The senator seems like the next contender in a line of dastardly television anti-heroes: Tony Soprano, Dexter, Nucky Thompson. Frank can swear and shout with the best of them, pulling the strings on each of his political puppets all the while. But this politician is more than just brutish; the senator represents a type of character that stretches beyond the television anti-hero into the realm of ancient myth.
Frank is a trickster, an archetype from mythology that lives to create chaos and come out ahead. According to Alexander Eliot’s The Universal Myths, trickster figures appear in folk tales to shake things up, displacing the established order of man and nature, using the weapon of words to accomplish their deceit. The gods or creatures that lay the trickery on thick advance society — taking the unbeaten path to undermine the equilibrium and push mankind forward — whether their acts are kind or malignant.
Ulysses and the Polynesian hero Maui outwitted every strange, one-eyed beast that came their way. In one story, famous from New Zealand to Hawaii, Maui even tried to take on death, hacking at its jaws with a weapon made from the bones of his grandmother.
I can easily see Frank taking on his own mortality, swinging a piece of a dead relative — or maybe he’d just have an unpaid intern do it for him.
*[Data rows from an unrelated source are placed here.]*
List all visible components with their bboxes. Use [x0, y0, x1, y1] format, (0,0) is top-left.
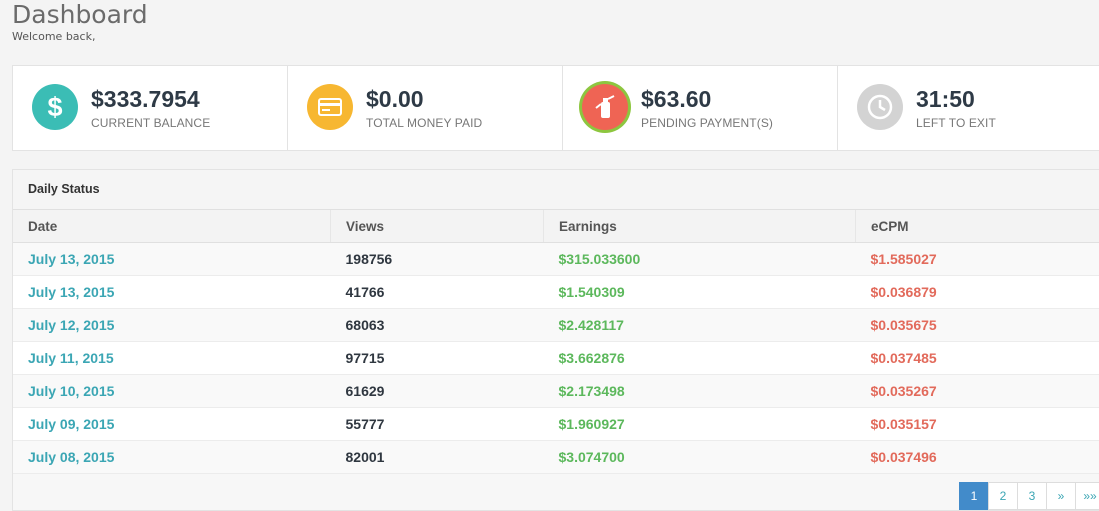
- stat-pending-payments: $63.60 PENDING PAYMENT(S): [563, 66, 838, 150]
- next-page-button[interactable]: »: [1046, 482, 1076, 510]
- page-title: Dashboard: [12, 0, 148, 30]
- stat-value: $63.60: [641, 86, 711, 113]
- earnings-cell: $1.540309: [544, 276, 856, 309]
- page-1-button[interactable]: 1: [959, 482, 989, 510]
- stat-label: LEFT TO EXIT: [916, 116, 996, 130]
- date-link[interactable]: July 09, 2015: [13, 408, 331, 441]
- ecpm-cell: $0.037496: [856, 441, 1099, 474]
- views-cell: 55777: [331, 408, 544, 441]
- page-subtitle: Welcome back,: [12, 30, 148, 44]
- table-row: July 13, 2015 198756 $315.033600 $1.5850…: [13, 243, 1099, 276]
- earnings-cell: $315.033600: [544, 243, 856, 276]
- pagination: 1 2 3 » »»: [960, 482, 1099, 510]
- stat-label: TOTAL MONEY PAID: [366, 116, 482, 130]
- table-row: July 12, 2015 68063 $2.428117 $0.035675: [13, 309, 1099, 342]
- views-cell: 97715: [331, 342, 544, 375]
- ecpm-cell: $0.036879: [856, 276, 1099, 309]
- stat-value: $0.00: [366, 86, 424, 113]
- daily-status-table: Date Views Earnings eCPM July 13, 2015 1…: [13, 210, 1099, 474]
- stat-value: $333.7954: [91, 86, 200, 113]
- table-row: July 08, 2015 82001 $3.074700 $0.037496: [13, 441, 1099, 474]
- earnings-cell: $1.960927: [544, 408, 856, 441]
- dollar-icon: $: [32, 84, 78, 130]
- ecpm-cell: $0.035675: [856, 309, 1099, 342]
- stat-label: CURRENT BALANCE: [91, 116, 210, 130]
- earnings-cell: $2.173498: [544, 375, 856, 408]
- stat-left-to-exit: 31:50 LEFT TO EXIT: [838, 66, 1099, 150]
- page-2-button[interactable]: 2: [988, 482, 1018, 510]
- stat-value: 31:50: [916, 86, 975, 113]
- date-link[interactable]: July 10, 2015: [13, 375, 331, 408]
- earnings-cell: $2.428117: [544, 309, 856, 342]
- fire-extinguisher-icon: [582, 84, 628, 130]
- ecpm-cell: $0.035267: [856, 375, 1099, 408]
- stat-current-balance: $ $333.7954 CURRENT BALANCE: [13, 66, 288, 150]
- ecpm-cell: $0.037485: [856, 342, 1099, 375]
- stats-bar: $ $333.7954 CURRENT BALANCE $0.00 TOTAL …: [12, 65, 1099, 151]
- column-header-date[interactable]: Date: [13, 210, 331, 243]
- views-cell: 198756: [331, 243, 544, 276]
- table-row: July 09, 2015 55777 $1.960927 $0.035157: [13, 408, 1099, 441]
- page-header: Dashboard Welcome back,: [12, 0, 148, 44]
- credit-card-icon: [307, 84, 353, 130]
- views-cell: 68063: [331, 309, 544, 342]
- ecpm-cell: $1.585027: [856, 243, 1099, 276]
- date-link[interactable]: July 08, 2015: [13, 441, 331, 474]
- earnings-cell: $3.074700: [544, 441, 856, 474]
- last-page-button[interactable]: »»: [1075, 482, 1099, 510]
- column-header-ecpm[interactable]: eCPM: [856, 210, 1099, 243]
- views-cell: 61629: [331, 375, 544, 408]
- clock-icon: [857, 84, 903, 130]
- date-link[interactable]: July 11, 2015: [13, 342, 331, 375]
- panel-title: Daily Status: [13, 170, 1099, 210]
- table-row: July 11, 2015 97715 $3.662876 $0.037485: [13, 342, 1099, 375]
- date-link[interactable]: July 12, 2015: [13, 309, 331, 342]
- page-3-button[interactable]: 3: [1017, 482, 1047, 510]
- stat-total-money-paid: $0.00 TOTAL MONEY PAID: [288, 66, 563, 150]
- views-cell: 41766: [331, 276, 544, 309]
- column-header-views[interactable]: Views: [331, 210, 544, 243]
- table-row: July 10, 2015 61629 $2.173498 $0.035267: [13, 375, 1099, 408]
- svg-text:$: $: [47, 92, 62, 122]
- table-row: July 13, 2015 41766 $1.540309 $0.036879: [13, 276, 1099, 309]
- ecpm-cell: $0.035157: [856, 408, 1099, 441]
- table-header-row: Date Views Earnings eCPM: [13, 210, 1099, 243]
- daily-status-panel: Daily Status Date Views Earnings eCPM Ju…: [12, 169, 1099, 511]
- date-link[interactable]: July 13, 2015: [13, 243, 331, 276]
- column-header-earnings[interactable]: Earnings: [544, 210, 856, 243]
- earnings-cell: $3.662876: [544, 342, 856, 375]
- stat-label: PENDING PAYMENT(S): [641, 116, 773, 130]
- views-cell: 82001: [331, 441, 544, 474]
- date-link[interactable]: July 13, 2015: [13, 276, 331, 309]
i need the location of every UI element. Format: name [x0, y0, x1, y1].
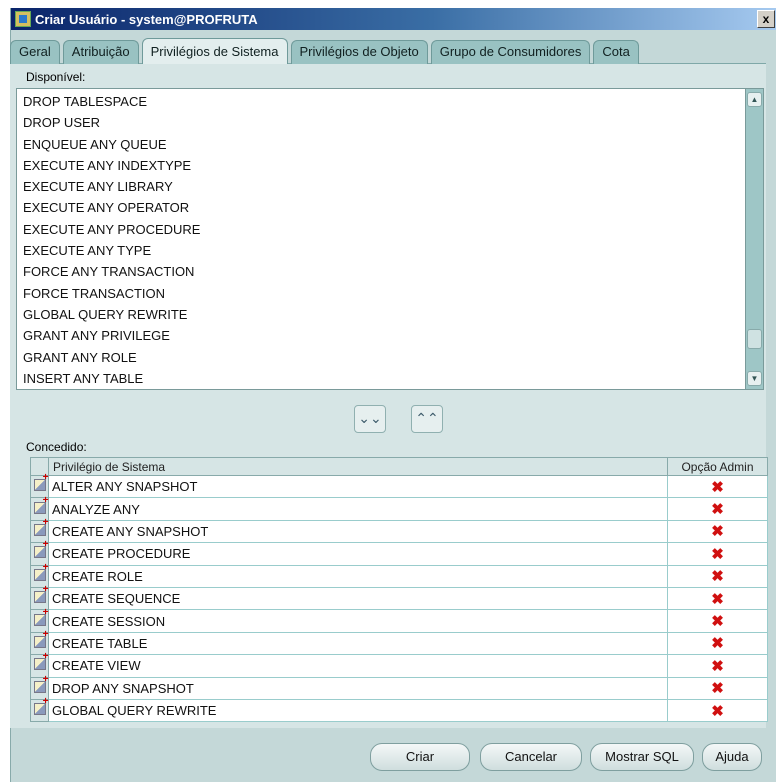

Coyote and Raven are two famous aboriginal tricksters; both use language as a weapon, manipulating gods and humans to do their bidding and reaping the rewards of their ingenuity. This is the kind of scheming and fast-talking Frank lives for: he never appears happier than when he outwits whatever giant political machine lies in his path, toppling allies and enemies alike along the way.
The senator for North Carolina is a refreshing kind of character, one that is rarely put to work in a television series so well. Al Swearengen was a solid trickster figure – but the writers of Deadwood fell too much in love with the barkeep, and the show turned into Alapalooza by the third season.
I’m confident House of Cards will continue as it started: balancing the plots with Shakespearean grace and preventing Frank’s asides from curdling with overuse. Senator Underwood may be the best baddie yet, a type of anti-hero that’s both relatively novel and archetypal at the same time. We’ll have to see what new trickery he has in store as season two unfolds. President Underwood?